Comets give spectacular shows in the sky that have been noticed by human civilizations for thousands of years. These icy bodies, which originate from the Kuiper Belt and Oort Cloud, are known to be the left-over remnants from the formation of our solar system. Thus, comets are thought to preserve the composition of interstellar ice and dust particles that gravitationally collapsed to give rise to protoplanetary disks and subsequently planetary systems. Further, one of the working postulates of the Origin of Life on Earth is that comets and asteroids triggered the emergence of life during the early stages of the formation of our solar system (about four billion years ago) through the Late Heavy Bombardment (LHB) that delivered water and organic matter to Earth.

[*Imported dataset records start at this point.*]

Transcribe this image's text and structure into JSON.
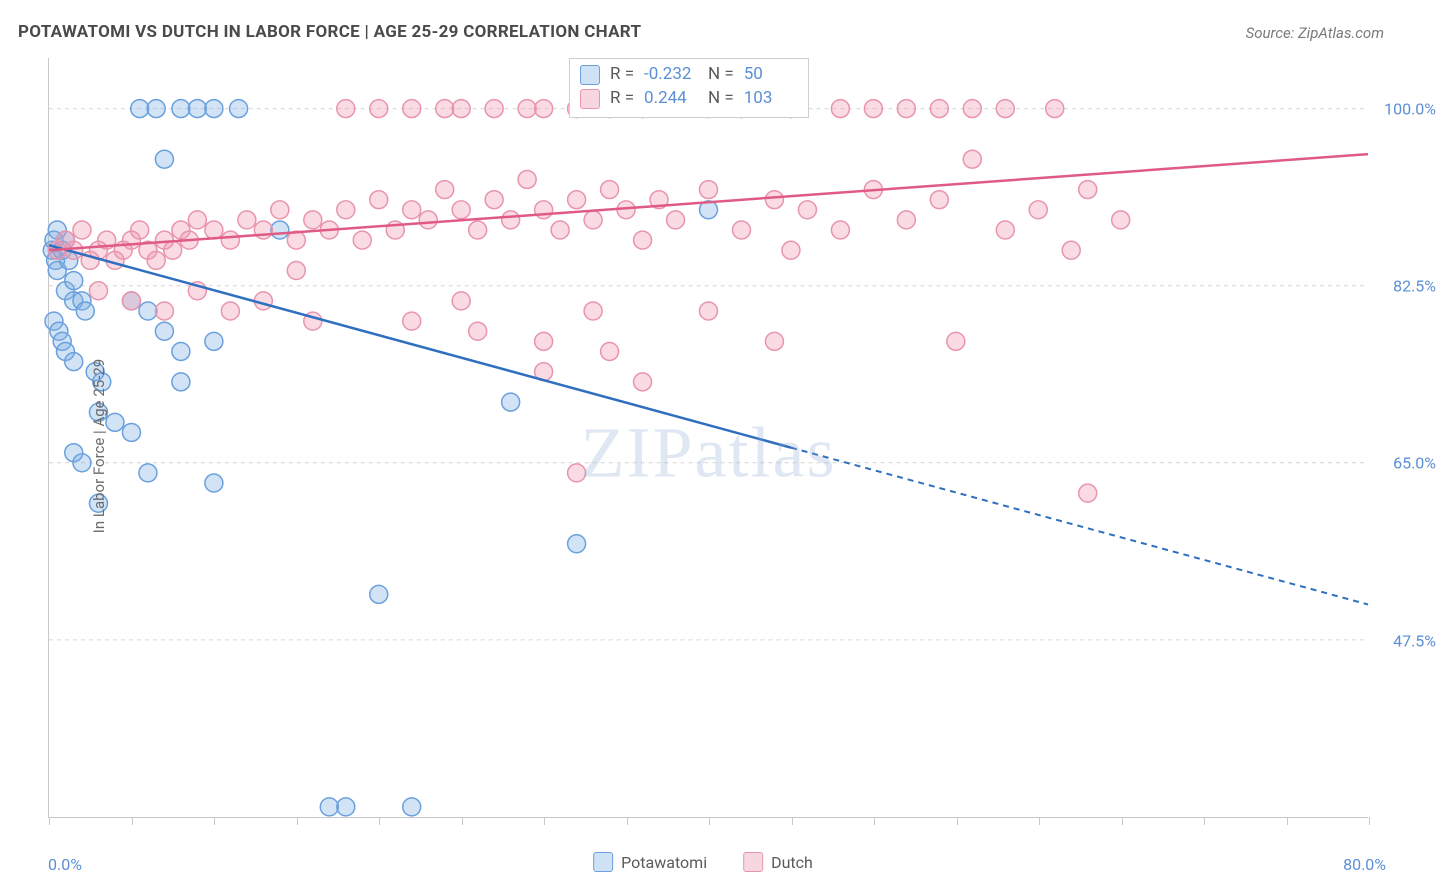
{
  "title": "POTAWATOMI VS DUTCH IN LABOR FORCE | AGE 25-29 CORRELATION CHART",
  "source": "Source: ZipAtlas.com",
  "ylabel": "In Labor Force | Age 25-29",
  "watermark": "ZIPatlas",
  "chart": {
    "type": "scatter",
    "xlim": [
      0,
      80
    ],
    "ylim": [
      30,
      105
    ],
    "x_ticks": [
      0,
      5,
      10,
      15,
      20,
      25,
      30,
      35,
      40,
      45,
      50,
      55,
      60,
      65,
      70,
      75,
      80
    ],
    "y_gridlines": [
      47.5,
      65.0,
      82.5,
      100.0
    ],
    "y_tick_labels": [
      "47.5%",
      "65.0%",
      "82.5%",
      "100.0%"
    ],
    "xmin_label": "0.0%",
    "xmax_label": "80.0%",
    "background_color": "#ffffff",
    "grid_color": "#d6d6d6",
    "series": [
      {
        "name": "Potawatomi",
        "color_fill": "rgba(127,175,230,0.35)",
        "color_stroke": "#6aa0dd",
        "swatch_fill": "#cfe1f5",
        "swatch_border": "#6aa0dd",
        "line_color": "#2f6fc0",
        "r_value": "-0.232",
        "n_value": "50",
        "trend": {
          "x1": 0,
          "y1": 86.5,
          "x2_solid": 45,
          "y2_solid": 66.5,
          "x2": 80,
          "y2": 51.0
        },
        "marker_radius": 9,
        "points": [
          [
            0.2,
            86
          ],
          [
            0.3,
            87
          ],
          [
            0.4,
            85
          ],
          [
            0.5,
            88
          ],
          [
            0.5,
            84
          ],
          [
            0.8,
            86
          ],
          [
            1.0,
            87
          ],
          [
            1.2,
            85
          ],
          [
            1.0,
            82
          ],
          [
            1.5,
            83
          ],
          [
            1.5,
            81
          ],
          [
            2.0,
            81
          ],
          [
            2.2,
            80
          ],
          [
            0.3,
            79
          ],
          [
            0.6,
            78
          ],
          [
            0.8,
            77
          ],
          [
            1.0,
            76
          ],
          [
            1.5,
            75
          ],
          [
            2.8,
            74
          ],
          [
            3.2,
            73
          ],
          [
            5.0,
            81
          ],
          [
            6.0,
            80
          ],
          [
            7.0,
            78
          ],
          [
            8.0,
            76
          ],
          [
            10.0,
            77
          ],
          [
            8.0,
            73
          ],
          [
            3.0,
            70
          ],
          [
            4.0,
            69
          ],
          [
            5.0,
            68
          ],
          [
            1.5,
            66
          ],
          [
            2.0,
            65
          ],
          [
            6.0,
            64
          ],
          [
            10.0,
            63
          ],
          [
            3.0,
            61
          ],
          [
            5.5,
            100
          ],
          [
            6.5,
            100
          ],
          [
            8.0,
            100
          ],
          [
            9.0,
            100
          ],
          [
            10.0,
            100
          ],
          [
            11.5,
            100
          ],
          [
            7.0,
            95
          ],
          [
            14.0,
            88
          ],
          [
            40.0,
            90
          ],
          [
            28.0,
            71
          ],
          [
            32.0,
            57
          ],
          [
            20.0,
            52
          ],
          [
            18.0,
            31
          ],
          [
            17.0,
            31
          ],
          [
            22.0,
            31
          ]
        ]
      },
      {
        "name": "Dutch",
        "color_fill": "rgba(240,150,175,0.35)",
        "color_stroke": "#e895ac",
        "swatch_fill": "#f6d7e0",
        "swatch_border": "#e895ac",
        "line_color": "#e05a86",
        "r_value": "0.244",
        "n_value": "103",
        "trend": {
          "x1": 0,
          "y1": 86.0,
          "x2_solid": 80,
          "y2_solid": 95.5,
          "x2": 80,
          "y2": 95.5
        },
        "marker_radius": 9,
        "points": [
          [
            0.5,
            86
          ],
          [
            1.0,
            87
          ],
          [
            1.5,
            86
          ],
          [
            2.0,
            88
          ],
          [
            2.5,
            85
          ],
          [
            3.0,
            86
          ],
          [
            3.5,
            87
          ],
          [
            4.0,
            85
          ],
          [
            4.5,
            86
          ],
          [
            5.0,
            87
          ],
          [
            5.5,
            88
          ],
          [
            6.0,
            86
          ],
          [
            6.5,
            85
          ],
          [
            7.0,
            87
          ],
          [
            7.5,
            86
          ],
          [
            8.0,
            88
          ],
          [
            8.5,
            87
          ],
          [
            9.0,
            89
          ],
          [
            10.0,
            88
          ],
          [
            11.0,
            87
          ],
          [
            12.0,
            89
          ],
          [
            13.0,
            88
          ],
          [
            14.0,
            90
          ],
          [
            15.0,
            87
          ],
          [
            15.0,
            84
          ],
          [
            16.0,
            89
          ],
          [
            17.0,
            88
          ],
          [
            18.0,
            90
          ],
          [
            19.0,
            87
          ],
          [
            20.0,
            91
          ],
          [
            21.0,
            88
          ],
          [
            22.0,
            90
          ],
          [
            23.0,
            89
          ],
          [
            24.0,
            92
          ],
          [
            25.0,
            90
          ],
          [
            26.0,
            88
          ],
          [
            27.0,
            91
          ],
          [
            28.0,
            89
          ],
          [
            29.0,
            93
          ],
          [
            30.0,
            90
          ],
          [
            31.0,
            88
          ],
          [
            32.0,
            91
          ],
          [
            33.0,
            89
          ],
          [
            34.0,
            92
          ],
          [
            35.0,
            90
          ],
          [
            36.0,
            87
          ],
          [
            37.0,
            91
          ],
          [
            38.0,
            89
          ],
          [
            40.0,
            92
          ],
          [
            42.0,
            88
          ],
          [
            44.0,
            91
          ],
          [
            45.0,
            86
          ],
          [
            46.0,
            90
          ],
          [
            48.0,
            88
          ],
          [
            50.0,
            92
          ],
          [
            52.0,
            89
          ],
          [
            54.0,
            91
          ],
          [
            56.0,
            95
          ],
          [
            58.0,
            88
          ],
          [
            60.0,
            90
          ],
          [
            62.0,
            86
          ],
          [
            63.0,
            92
          ],
          [
            65.0,
            89
          ],
          [
            18.0,
            100
          ],
          [
            20.0,
            100
          ],
          [
            22.0,
            100
          ],
          [
            24.0,
            100
          ],
          [
            25.0,
            100
          ],
          [
            27.0,
            100
          ],
          [
            29.0,
            100
          ],
          [
            30.0,
            100
          ],
          [
            32.0,
            100
          ],
          [
            34.0,
            100
          ],
          [
            36.0,
            100
          ],
          [
            40.0,
            100
          ],
          [
            42.0,
            100
          ],
          [
            45.0,
            100
          ],
          [
            48.0,
            100
          ],
          [
            50.0,
            100
          ],
          [
            52.0,
            100
          ],
          [
            54.0,
            100
          ],
          [
            56.0,
            100
          ],
          [
            58.0,
            100
          ],
          [
            61.0,
            100
          ],
          [
            3.0,
            82
          ],
          [
            5.0,
            81
          ],
          [
            7.0,
            80
          ],
          [
            9.0,
            82
          ],
          [
            11.0,
            80
          ],
          [
            13.0,
            81
          ],
          [
            16.0,
            79
          ],
          [
            22.0,
            79
          ],
          [
            26.0,
            78
          ],
          [
            30.0,
            77
          ],
          [
            34.0,
            76
          ],
          [
            44.0,
            77
          ],
          [
            55.0,
            77
          ],
          [
            25.0,
            81
          ],
          [
            33.0,
            80
          ],
          [
            40.0,
            80
          ],
          [
            30.0,
            74
          ],
          [
            36.0,
            73
          ],
          [
            32.0,
            64
          ],
          [
            63.0,
            62
          ]
        ]
      }
    ]
  },
  "legend": {
    "items": [
      {
        "label": "Potawatomi"
      },
      {
        "label": "Dutch"
      }
    ]
  }
}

Thus, comets have a profound impact on our understanding of the birth-and-death cycles of stars, as well as on the evolution of planetary systems and the origin of life itself. Extensive ground-based observations so far have given valuable information on cometary outgassing, coma, and tail composition. The cometary nucleus, however, is still a puzzle – one that is being slowly put together through several in-situ observations carried out by NASA's Deep Impact and ESA's Rosetta missions.
Science results from the Rosetta spacecraft and its lander Philae on Comet 67/P Churyumov-Gerasimenko (67P-CG) have been groundbreaking, with significant insight into the physics and chemistry of this comet (and hence most likely other short-period comets). Various instruments that focus on different aspects of the comet have made unprecedented observations, some of which have been recently published. A few of these highlights are: the detection of a hard surface shell by Philae, which came as a surprise; thick layers of organic dust on the surface, which is yet to be fully understood; the first confirmed detection of nitrogen and oxygen in a cometary outgassing has been made, suggesting a very primitive interstellar-like inner composition.
In the light of these recent advances in our understanding of comets, in particular through the recent missions Rosetta, Deep-Impact, and Epoxi, this Wilhelm und Else Heraeus-Stiftung-supported "615th WE-Heraeus-Seminar: How Primitive are Comets?" will focus on the interior composition of cometary nuclei. All of the talks, posters, and discussion will focus on how recent scientific advancements and future comet missions could enable a better understanding of the cometary nucleus, its structure, and composition, from the deep interior to the surface, as well as of the formation of the first solid bodies in the young solar system.